Muscles are made of a strange type of tissue called syncytium, where the cells fuse together and essentially behave like one giant cell. As muscle grows and more cells are added, they bring with them their nuclei, which stores the DNA and acts like a control center for the cell. Likewise, it was thought that the opposite was true.

"Muscle growth is accompanied by the addition of new nuclei from stem cells to help meet the enhanced synthetic demands of larger muscle cells," says Lawrence Schwartz, author of the study. "This led to the assumption that a given nucleus controls a defined volume of cytoplasm – so that when a muscle shrinks or 'atrophies' due to disuse or disease, the number of myonuclei decreases."

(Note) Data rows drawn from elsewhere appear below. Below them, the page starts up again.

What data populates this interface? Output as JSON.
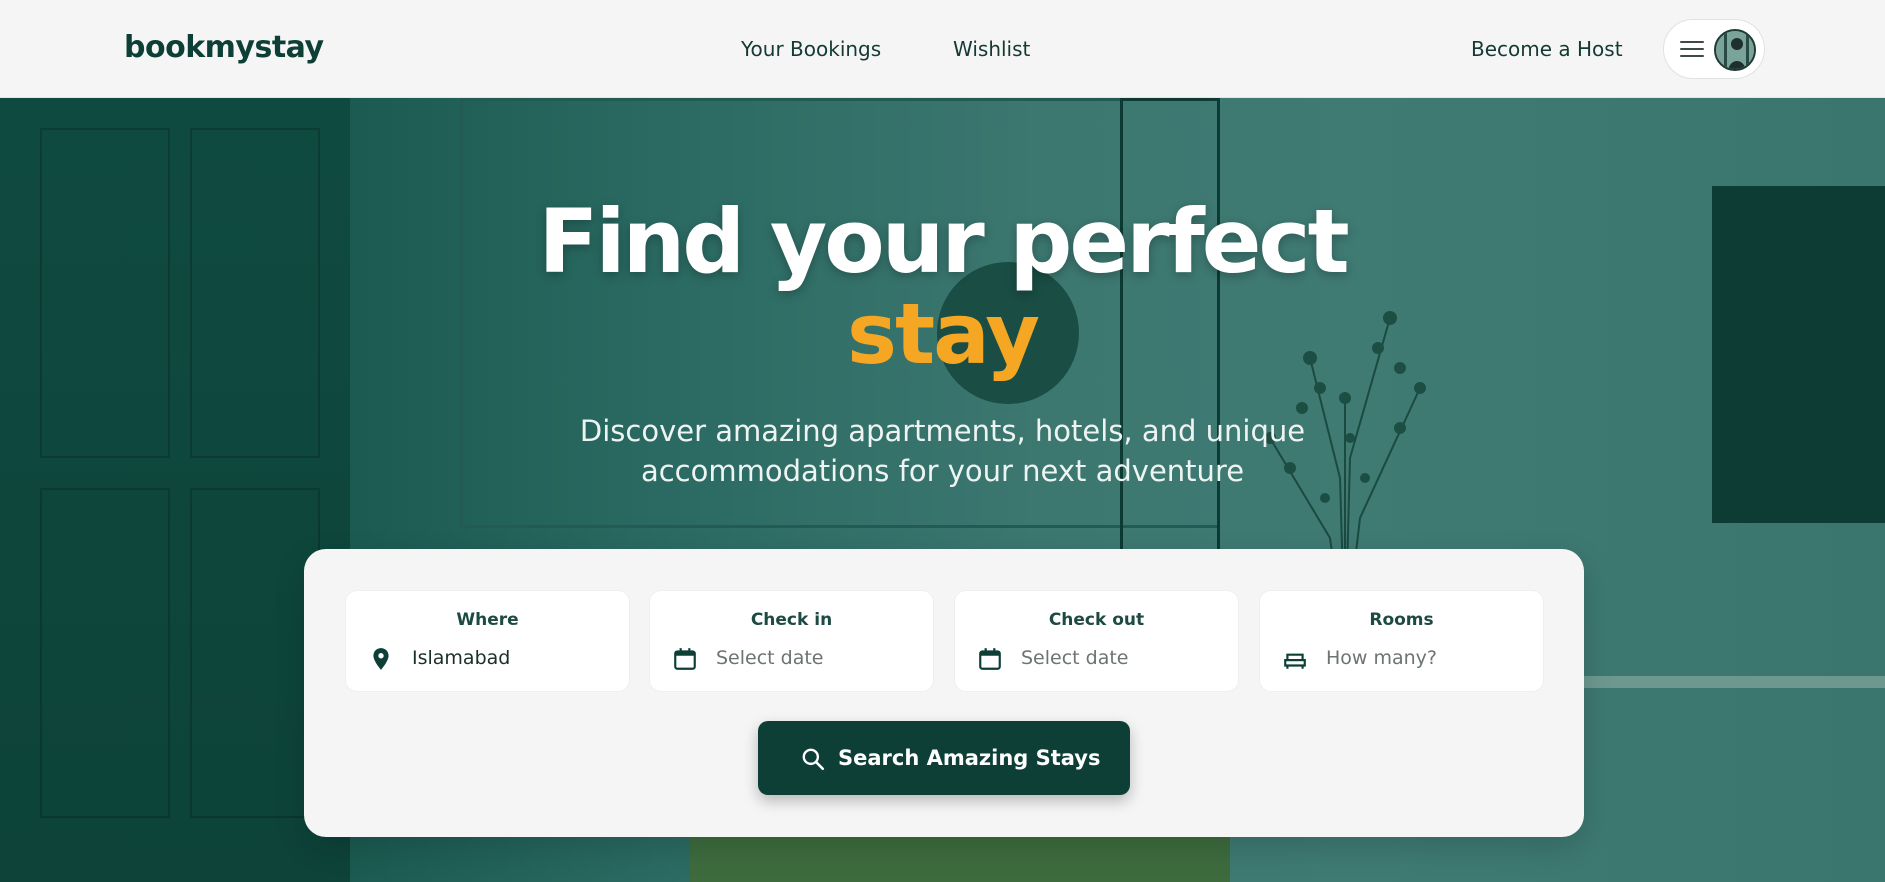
{
  "header": {
    "logo": "bookmystay",
    "nav": {
      "bookings": "Your Bookings",
      "wishlist": "Wishlist",
      "host": "Become a Host"
    }
  },
  "hero": {
    "title": "Find your perfect",
    "accent": "stay",
    "subtitle_line1": "Discover amazing apartments, hotels, and unique",
    "subtitle_line2": "accommodations for your next adventure"
  },
  "search": {
    "where": {
      "label": "Where",
      "value": "Islamabad",
      "icon": "location-pin-icon"
    },
    "checkin": {
      "label": "Check in",
      "placeholder": "Select date",
      "icon": "calendar-icon"
    },
    "checkout": {
      "label": "Check out",
      "placeholder": "Select date",
      "icon": "calendar-icon"
    },
    "rooms": {
      "label": "Rooms",
      "placeholder": "How many?",
      "icon": "bed-icon"
    },
    "button": "Search Amazing Stays"
  },
  "colors": {
    "brand": "#0e3f37",
    "accent": "#f5a623",
    "background": "#f4f5f4"
  }
}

But that might not be how muscles work after all. The new study reviewed the literature around the subject – known as the Myonuclear Domain Hypothesis – and found that in two separate experiments, cell nuclei gained through exercise seemed to stick around after muscles were left to atrophy.

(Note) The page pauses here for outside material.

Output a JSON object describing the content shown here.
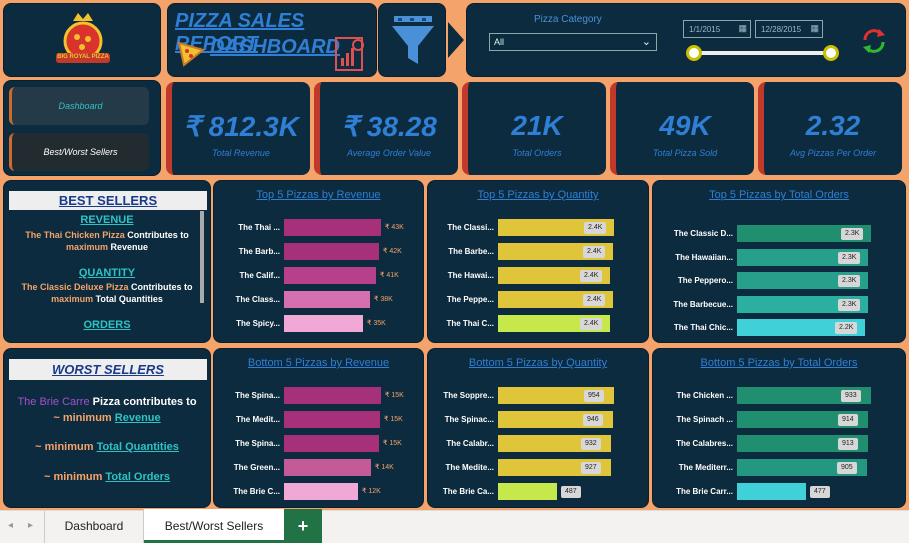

In the first study, researchers tested rodent muscles in the lab that had been dyed to make the nuclei stand out. After exercising the muscles over two weeks, the team observed a large increase in nuclei, as expected. Next atrophy was induced, and although muscle fiber volume dropped by about half, only about 0.002 percent of the nuclei were lost.

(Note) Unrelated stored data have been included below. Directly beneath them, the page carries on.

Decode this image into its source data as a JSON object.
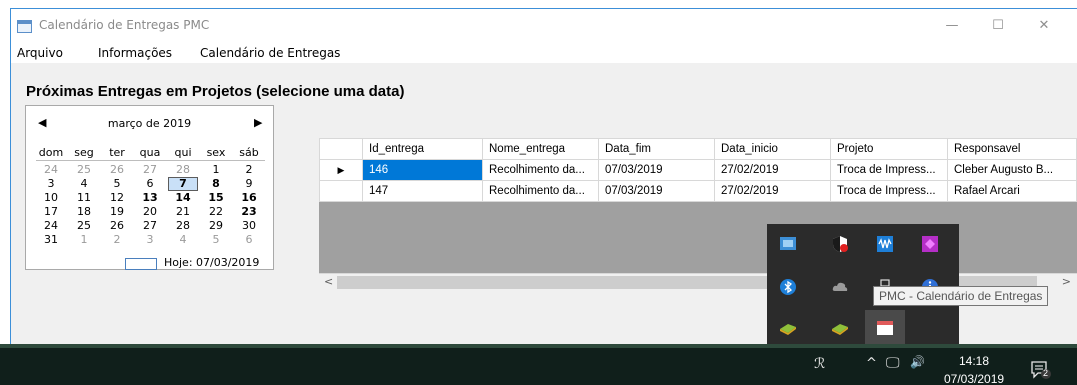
{
  "window": {
    "title": "Calendário de Entregas PMC",
    "controls": {
      "minimize": "—",
      "maximize": "☐",
      "close": "✕"
    }
  },
  "menu": {
    "items": [
      "Arquivo",
      "Informações",
      "Calendário de Entregas"
    ]
  },
  "heading": "Próximas Entregas em Projetos (selecione uma data)",
  "calendar": {
    "prev": "◀",
    "next": "▶",
    "month_label": "março de 2019",
    "weekdays": [
      "dom",
      "seg",
      "ter",
      "qua",
      "qui",
      "sex",
      "sáb"
    ],
    "weeks": [
      [
        "24",
        "25",
        "26",
        "27",
        "28",
        "1",
        "2"
      ],
      [
        "3",
        "4",
        "5",
        "6",
        "7",
        "8",
        "9"
      ],
      [
        "10",
        "11",
        "12",
        "13",
        "14",
        "15",
        "16"
      ],
      [
        "17",
        "18",
        "19",
        "20",
        "21",
        "22",
        "23"
      ],
      [
        "24",
        "25",
        "26",
        "27",
        "28",
        "29",
        "30"
      ],
      [
        "31",
        "1",
        "2",
        "3",
        "4",
        "5",
        "6"
      ]
    ],
    "bold_days": [
      "8",
      "13",
      "14",
      "15",
      "16",
      "23"
    ],
    "selected_day": "7",
    "today_label": "Hoje: 07/03/2019"
  },
  "grid": {
    "columns": [
      "Id_entrega",
      "Nome_entrega",
      "Data_fim",
      "Data_inicio",
      "Projeto",
      "Responsavel"
    ],
    "rows": [
      [
        "146",
        "Recolhimento da...",
        "07/03/2019",
        "27/02/2019",
        "Troca de Impress...",
        "Cleber Augusto B..."
      ],
      [
        "147",
        "Recolhimento da...",
        "07/03/2019",
        "27/02/2019",
        "Troca de Impress...",
        "Rafael Arcari"
      ]
    ],
    "current_row_marker": "▶",
    "scroll_left": "<",
    "scroll_right": ">"
  },
  "tray": {
    "tooltip": "PMC - Calendário de Entregas",
    "icons": [
      "network-status-icon",
      "shield-icon",
      "audio-wave-icon",
      "purple-app-icon",
      "bluetooth-icon",
      "cloud-icon",
      "usb-device-icon",
      "info-icon",
      "green-app-icon",
      "green-app-icon-2",
      "calendar-app-icon"
    ]
  },
  "taskbar": {
    "people": "ℛ",
    "chevron": "^",
    "network": "🖵",
    "volume": "🔊",
    "time": "14:18",
    "date": "07/03/2019",
    "notifications": "2"
  },
  "colors": {
    "selection": "#0078d7",
    "taskbar": "#101f1b",
    "tray_popup": "#2b2b2b"
  }
}
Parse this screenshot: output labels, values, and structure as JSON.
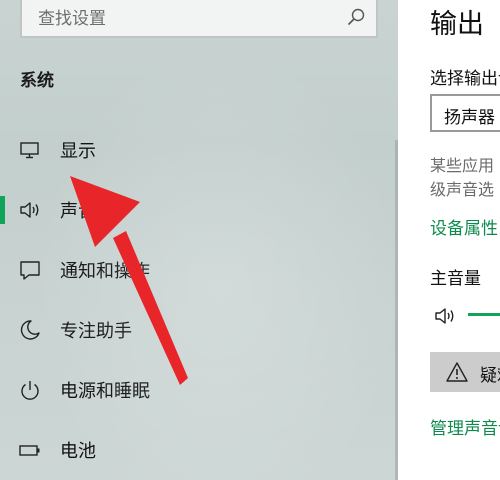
{
  "search": {
    "placeholder": "查找设置"
  },
  "nav": {
    "section_title": "系统",
    "items": [
      {
        "label": "显示",
        "icon": "monitor-icon"
      },
      {
        "label": "声音",
        "icon": "speaker-icon",
        "selected": true
      },
      {
        "label": "通知和操作",
        "icon": "notification-icon"
      },
      {
        "label": "专注助手",
        "icon": "moon-icon"
      },
      {
        "label": "电源和睡眠",
        "icon": "power-icon"
      },
      {
        "label": "电池",
        "icon": "battery-icon"
      }
    ]
  },
  "content": {
    "title": "输出",
    "output_label": "选择输出设备",
    "output_device": "扬声器",
    "desc_line1": "某些应用",
    "desc_line2": "级声音选",
    "device_properties_link": "设备属性",
    "master_volume_label": "主音量",
    "troubleshoot_label": "疑难解答",
    "manage_link": "管理声音设备"
  },
  "colors": {
    "accent": "#11a35a",
    "link": "#0f8a4e",
    "arrow": "#e8262a"
  }
}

The second study examined the muscles of the tobacco hawkmoth, and found similar results. Schwartz says that although the results of the review run counter to previous evidence, they aren't entirely surprising.

"Muscles get damaged during extreme exercise, and often have to weather changes in food availability and other environmental factors that lead to atrophy," says Schwartz. "They wouldn't last very long giving up their nuclei in response to every one of these insults. It is well documented in the field of exercise physiology that it is far easier to reacquire a certain level of muscle fitness through exercise than it was to achieve it the first place, even if there has been a long intervening period of detraining."

Of course, it's worth keeping in mind that these studies were both performed in animals, so the results might not perfectly carry across to humans. That said, another recent study did find that human skeletal muscle appears to have an epigenetic memory that makes it easier to regrow previous muscle mass after a period of inactivity.

Along with improving our understanding of muscle biology, the new findings could help inform public health policy. For instance, it highlights the extra importance of exercising earlier in life in order to prevent frailty in old age. On the other hand, it also suggests that athletes who have used steroids could continue to benefit in muscle building long after they've stopped taking the drugs, which may require a rethink on punishments for proven cheaters.

The review study was published in the journal Frontiers in Physiology.